»Natürlich«, erwiderte Watchman.
»Aber der Turm verbrennt ihn, verzehrt ihn. Thor, nimm an, er stirbt wirklich? Ohne die Worte gesprochen zu haben… ohne gesagt zu haben, daß wir…«
»Dann werden wir eine Menge Energie im Gebet verschwendet haben.
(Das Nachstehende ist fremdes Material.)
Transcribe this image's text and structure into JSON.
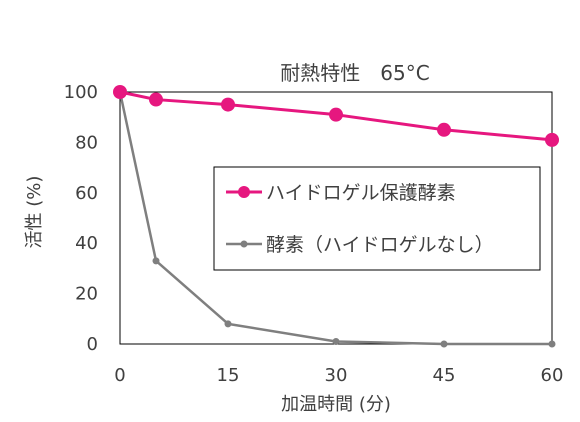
{
  "chart_data": {
    "type": "line",
    "title": "耐熱特性　65°C",
    "xlabel": "加温時間 (分)",
    "ylabel": "活性 (%)",
    "x": [
      0,
      5,
      15,
      30,
      45,
      60
    ],
    "xticks": [
      0,
      15,
      30,
      45,
      60
    ],
    "xlim": [
      0,
      60
    ],
    "yticks": [
      0,
      20,
      40,
      60,
      80,
      100
    ],
    "ylim": [
      0,
      100
    ],
    "grid": false,
    "legend_position": "center-right",
    "series": [
      {
        "name": "ハイドロゲル保護酵素",
        "color": "#E6177F",
        "marker": "circle-large",
        "values": [
          100,
          97,
          95,
          91,
          85,
          81
        ]
      },
      {
        "name": "酵素（ハイドロゲルなし）",
        "color": "#7F7F7F",
        "marker": "circle-small",
        "values": [
          100,
          33,
          8,
          1,
          0,
          0
        ]
      }
    ]
  }
}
Und die AGP wird uns ins Gesicht lachen.«
»Sollten wir nicht etwas tun?«
Er drückte seine Daumen gegen die Augenlider. »Wir können unsere Pläne nicht auf Phantastereien aufbauen. Soweit wir wissen, ist Krug nicht sterbenskrank und wird wahrscheinlich nicht so schnell sterben.«
»Und wenn er wirklich stirbt?«
»Worauf willst du hinaus?«
Sie sagte: »Wir könnten sogleich damit beginnen.«
»Womit?«
»Mit dem, worüber wir sprachen, als du mich zum erstenmal aufgefordert hast, mit Manuel zu schlafen. Manuel zu benutzen, um Krugs Unterstützung für die Sache zu gewinnen.«
»Das war seinerzeit nur ein Einfall, den ich längst bereue«, sagte Watchman. »Ich bezweifle, daß es philosophisch richtig ist, Krug auf diese Weise manipulieren zu wollen. Wenn wir ehrlich sind in unserem Glauben, müßten wir auf seine Gnade warten, ohne Ränke zu schmieden, um seiner Gnade nachzuhelfen und…«
»Höre auf damit, Thor. Ich gehe in die Kapelle, und du gehst in die Kapelle, und wir alle gehen in die Kapelle, aber wir leben auch in der wirklichen Welt, und in der wirklichen Welt mußt du die wirklichen Faktoren in Rechnung stellen. So etwa die Möglichkeit von Krugs vorzeitigem Tod.«
»Nun…« Er zitterte vor Spannung. Sie war pragmatisch, fast wie ein Organisator von der AGP. Er sah die Logik ihres Standpunkts. Sein ganzer Glaube war gebunden an die Hoffnung auf die Manifestation eines Wunders; was aber, wenn es kein Wunder gab? Wenn sie eine Möglichkeit hatten, das Wunder zu stimulieren, sollten sie sie dann nicht benutzen? Und dennoch… und dennoch…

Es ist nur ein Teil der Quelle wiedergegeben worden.